‘Imperfect’ Career Prepared Russell For Williams Woes
Williams driver George Russell believes he’s found it easier to cope with the team’s current difficulties because he himself hasn’t had a “perfect career” leading up to Formula 1.
Russell, the reigning Formula 2 champion, has impressed in his first outings for the Grove-based team so far, regularly outqualifying and outracing teammate Robert Kubica.
This came amid a bruising start to the campaign for Williams, whose FW42 car has remained cut adrift of the midfield battle.
Asked by Motorsport.com whether his own career background helped him better cope with Williams’ current predicament, Russell said: “Yeah, you know, it’s not my first difficult year.
“I think sometimes if you have just such a perfect career path, when you do have a difficulty, you don’t know how to handle it, whereas I’ve had a number of difficult moments in my career, so I’ve sort of got the experience on that hand.”
Russell, who is backed by Mercedes, stepped up to F1 after claiming back-to-back titles in GP3 and F2 in 2017 and ’18, both for ART Grand Prix.
Those accolades followed two less glorious years in European Formula 3 with Carlin in 2015 and Hitech GP in 2016, during which the Briton was unable to fight for the title against the leading cars of the dominant Prema outfit.
Russell cited these as examples of “character-building” campaigns for him, while also putting 2013, his final year in karting, into the same category.
“My last year in karting was very difficult, I went to a team [Birel ART] which wasn’t performing at the time.

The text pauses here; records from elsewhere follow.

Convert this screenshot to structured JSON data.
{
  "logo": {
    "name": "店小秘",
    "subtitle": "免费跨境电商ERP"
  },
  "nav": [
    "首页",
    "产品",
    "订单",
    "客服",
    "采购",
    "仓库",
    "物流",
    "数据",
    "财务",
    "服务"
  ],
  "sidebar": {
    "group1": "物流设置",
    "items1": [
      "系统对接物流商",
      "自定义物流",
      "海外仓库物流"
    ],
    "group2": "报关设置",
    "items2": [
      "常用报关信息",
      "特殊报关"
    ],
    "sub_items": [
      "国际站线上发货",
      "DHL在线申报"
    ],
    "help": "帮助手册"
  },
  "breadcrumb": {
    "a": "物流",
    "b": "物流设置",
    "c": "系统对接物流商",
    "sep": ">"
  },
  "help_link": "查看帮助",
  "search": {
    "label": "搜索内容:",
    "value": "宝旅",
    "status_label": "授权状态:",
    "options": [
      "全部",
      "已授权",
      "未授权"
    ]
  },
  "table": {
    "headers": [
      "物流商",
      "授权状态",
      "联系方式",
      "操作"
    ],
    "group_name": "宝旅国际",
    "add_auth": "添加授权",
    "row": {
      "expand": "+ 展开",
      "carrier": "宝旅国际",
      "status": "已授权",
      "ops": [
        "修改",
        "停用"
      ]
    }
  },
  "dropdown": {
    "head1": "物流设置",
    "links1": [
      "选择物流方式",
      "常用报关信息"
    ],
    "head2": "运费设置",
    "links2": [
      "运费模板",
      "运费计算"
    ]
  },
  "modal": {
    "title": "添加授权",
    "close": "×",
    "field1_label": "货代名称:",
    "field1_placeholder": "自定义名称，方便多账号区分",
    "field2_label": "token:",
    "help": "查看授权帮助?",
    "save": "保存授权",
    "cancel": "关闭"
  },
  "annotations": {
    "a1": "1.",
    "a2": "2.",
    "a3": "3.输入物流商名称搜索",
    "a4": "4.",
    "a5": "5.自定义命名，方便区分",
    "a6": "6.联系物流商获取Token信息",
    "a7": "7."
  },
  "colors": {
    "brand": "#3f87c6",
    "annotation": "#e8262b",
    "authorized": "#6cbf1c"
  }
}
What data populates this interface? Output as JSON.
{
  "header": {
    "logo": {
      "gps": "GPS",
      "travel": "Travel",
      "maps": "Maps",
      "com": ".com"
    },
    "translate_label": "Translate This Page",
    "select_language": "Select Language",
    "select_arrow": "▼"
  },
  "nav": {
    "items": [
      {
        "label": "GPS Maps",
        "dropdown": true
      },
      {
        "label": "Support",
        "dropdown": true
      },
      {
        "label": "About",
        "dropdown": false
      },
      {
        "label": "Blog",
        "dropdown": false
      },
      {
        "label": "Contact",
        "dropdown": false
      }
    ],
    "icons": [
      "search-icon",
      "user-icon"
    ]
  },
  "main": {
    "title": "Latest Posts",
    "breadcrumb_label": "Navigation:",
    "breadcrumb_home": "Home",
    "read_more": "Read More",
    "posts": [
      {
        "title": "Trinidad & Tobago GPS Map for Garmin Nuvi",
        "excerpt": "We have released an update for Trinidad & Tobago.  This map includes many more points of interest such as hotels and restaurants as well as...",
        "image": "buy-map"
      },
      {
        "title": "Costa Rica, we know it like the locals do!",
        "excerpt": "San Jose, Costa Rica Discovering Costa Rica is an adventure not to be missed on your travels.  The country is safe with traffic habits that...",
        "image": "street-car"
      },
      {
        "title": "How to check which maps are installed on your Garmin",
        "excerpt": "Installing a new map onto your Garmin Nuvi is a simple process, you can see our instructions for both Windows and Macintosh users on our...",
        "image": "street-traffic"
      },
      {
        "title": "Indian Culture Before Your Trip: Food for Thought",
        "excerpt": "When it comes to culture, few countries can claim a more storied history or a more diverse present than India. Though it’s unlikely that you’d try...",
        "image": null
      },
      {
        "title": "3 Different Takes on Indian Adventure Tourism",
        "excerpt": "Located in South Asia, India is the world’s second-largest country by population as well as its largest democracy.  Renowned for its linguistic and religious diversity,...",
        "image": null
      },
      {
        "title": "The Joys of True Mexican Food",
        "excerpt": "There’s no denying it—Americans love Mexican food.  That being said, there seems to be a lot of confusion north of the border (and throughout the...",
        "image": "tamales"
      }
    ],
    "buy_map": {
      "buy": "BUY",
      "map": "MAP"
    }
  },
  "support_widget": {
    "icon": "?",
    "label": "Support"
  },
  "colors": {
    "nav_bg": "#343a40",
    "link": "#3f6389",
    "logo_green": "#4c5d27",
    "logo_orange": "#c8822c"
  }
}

I saw it as a win-win situation; if I performed it’d look great on me and if I didn’t, people would just blame it on the equipment.
“You can call that a character-building season, and I also had that in Formula 3, my two seasons in Formula 3 were far from perfect. And that made me sort of into the driver I am today, and I learned a huge amount from those moments.”
While Russell can only measure himself against Kubica right now – and even there direct comparisons have been made difficult by a perceived difference in equipment – the Briton hopes his reputation gets a lift from the strong performances of other young drivers in F1.
Ferrari’s Charles Leclerc, Toro Rosso newcomer Alex Albon and McLaren rookie Lando Norris have all impressed in the opening stages of the 2019 season, and are all drivers Russell successfully competed alongside in his junior career.
“I think the level of rookies these days is extremely high, and obviously in these difficult times for me, looking at what they’re doing, I wouldn’t say it fills me with pride, but it kind of looks good on me as well.
“Obviously we all [Russell, Norris and Albon] raced in equal machinery [in F2] last year, so if they’re doing a great job, then that looks good on me as well.”